Der eine wurde zum Jugendidol stilisiert, der andere als der Königsmörder präsentiert: Maximilian Krah und René Aust stehen nach der Europawahl als Gegenspieler in der AfD da und agieren völlig gegensätzlich.

Maximilian Krah will sich als Mann präsentieren, der Wort hält. Auch wenn er als vermeintliches Zugpferd der AfD jetzt nicht der Gruppe der Partei im Europaparlament angehört: Die Wähler seien doch gar nicht betrogen worden.

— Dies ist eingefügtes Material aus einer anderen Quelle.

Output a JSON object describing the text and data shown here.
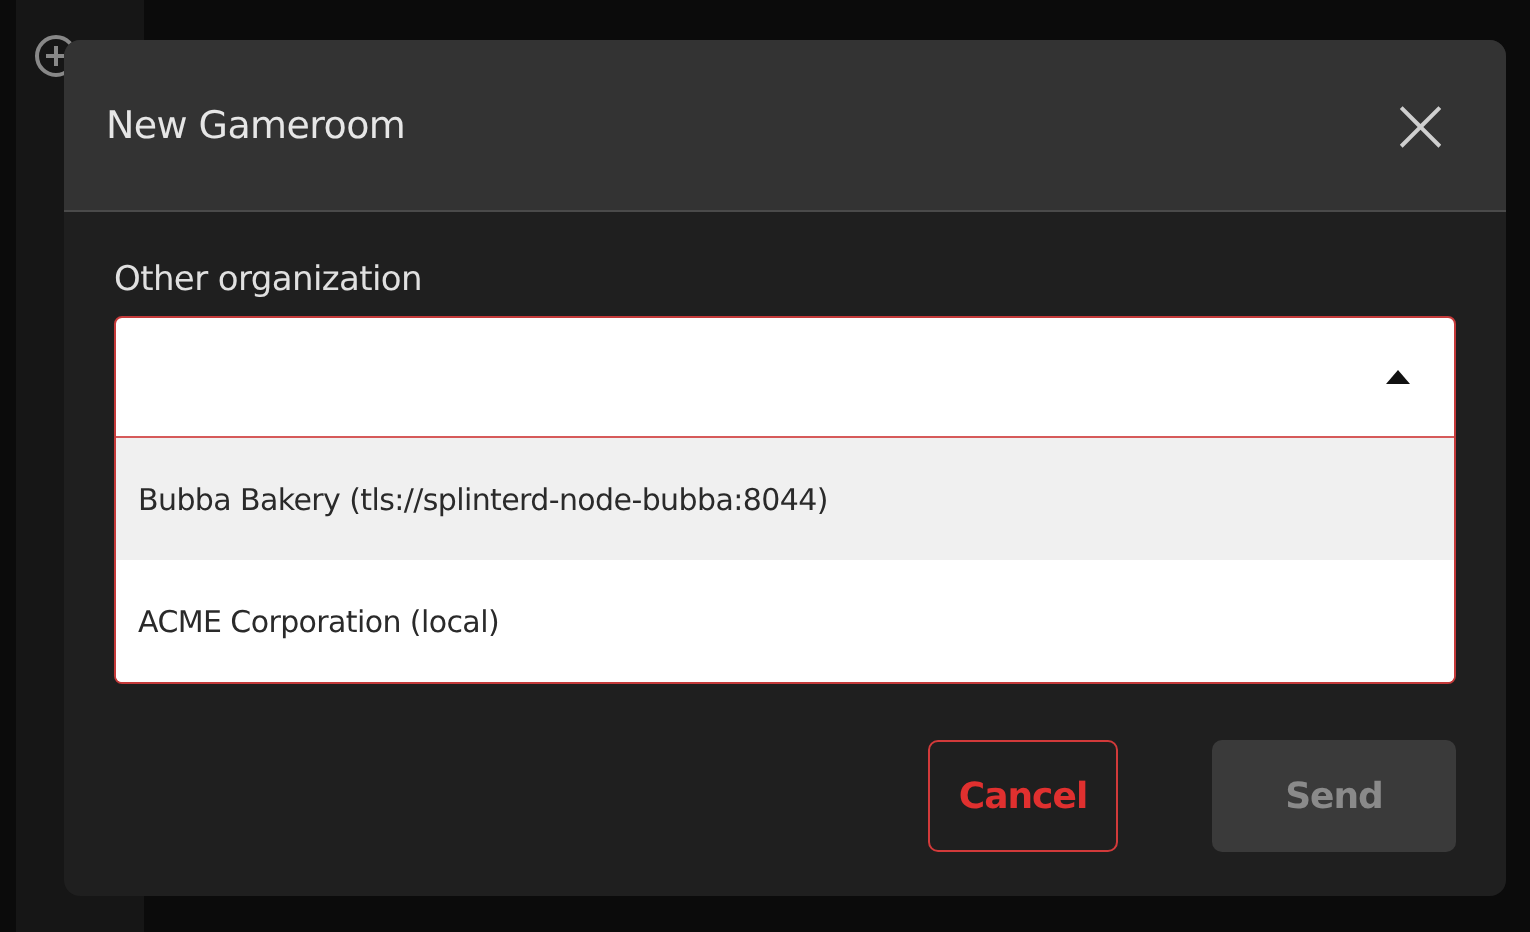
{
  "dialog": {
    "title": "New Gameroom",
    "close": "×"
  },
  "field": {
    "label": "Other organization",
    "expanded": true,
    "options": [
      {
        "label": "Bubba Bakery (tls://splinterd-node-bubba:8044)",
        "selected": true
      },
      {
        "label": "ACME Corporation (local)",
        "selected": false
      }
    ]
  },
  "buttons": [
    {
      "label": "Cancel",
      "kind": "outline",
      "disabled": false
    },
    {
      "label": "Send",
      "kind": "primary",
      "disabled": true
    }
  ]
}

Sie bekämen ihn ja, selbstbewusst und unverbogen, erzählte er in einem am frühen Donnerstag veröffentlichten Interview. Sein Gegenspieler hat auch ein Statement versprochen, wollte dann aber doch nicht reden.

René Aust ist der Leiter der Delegation, die den früheren EU-Spitzenkandidaten Krah ausgeschlossen hat, und damit der neue vermeintlich starke Mann der AfD im Europaparlament. Er ließ eine mit Spannung erwartete Erklärung am Mittwochabend ausfallen: "Ich wurde darum gebeten, mich nicht am öffentlichen Schauspiel zu beteiligen", entschuldigte er sich – Schweigen aus Parteidisziplin, während Krah mit gemäßigten Worten den Rambo gibt.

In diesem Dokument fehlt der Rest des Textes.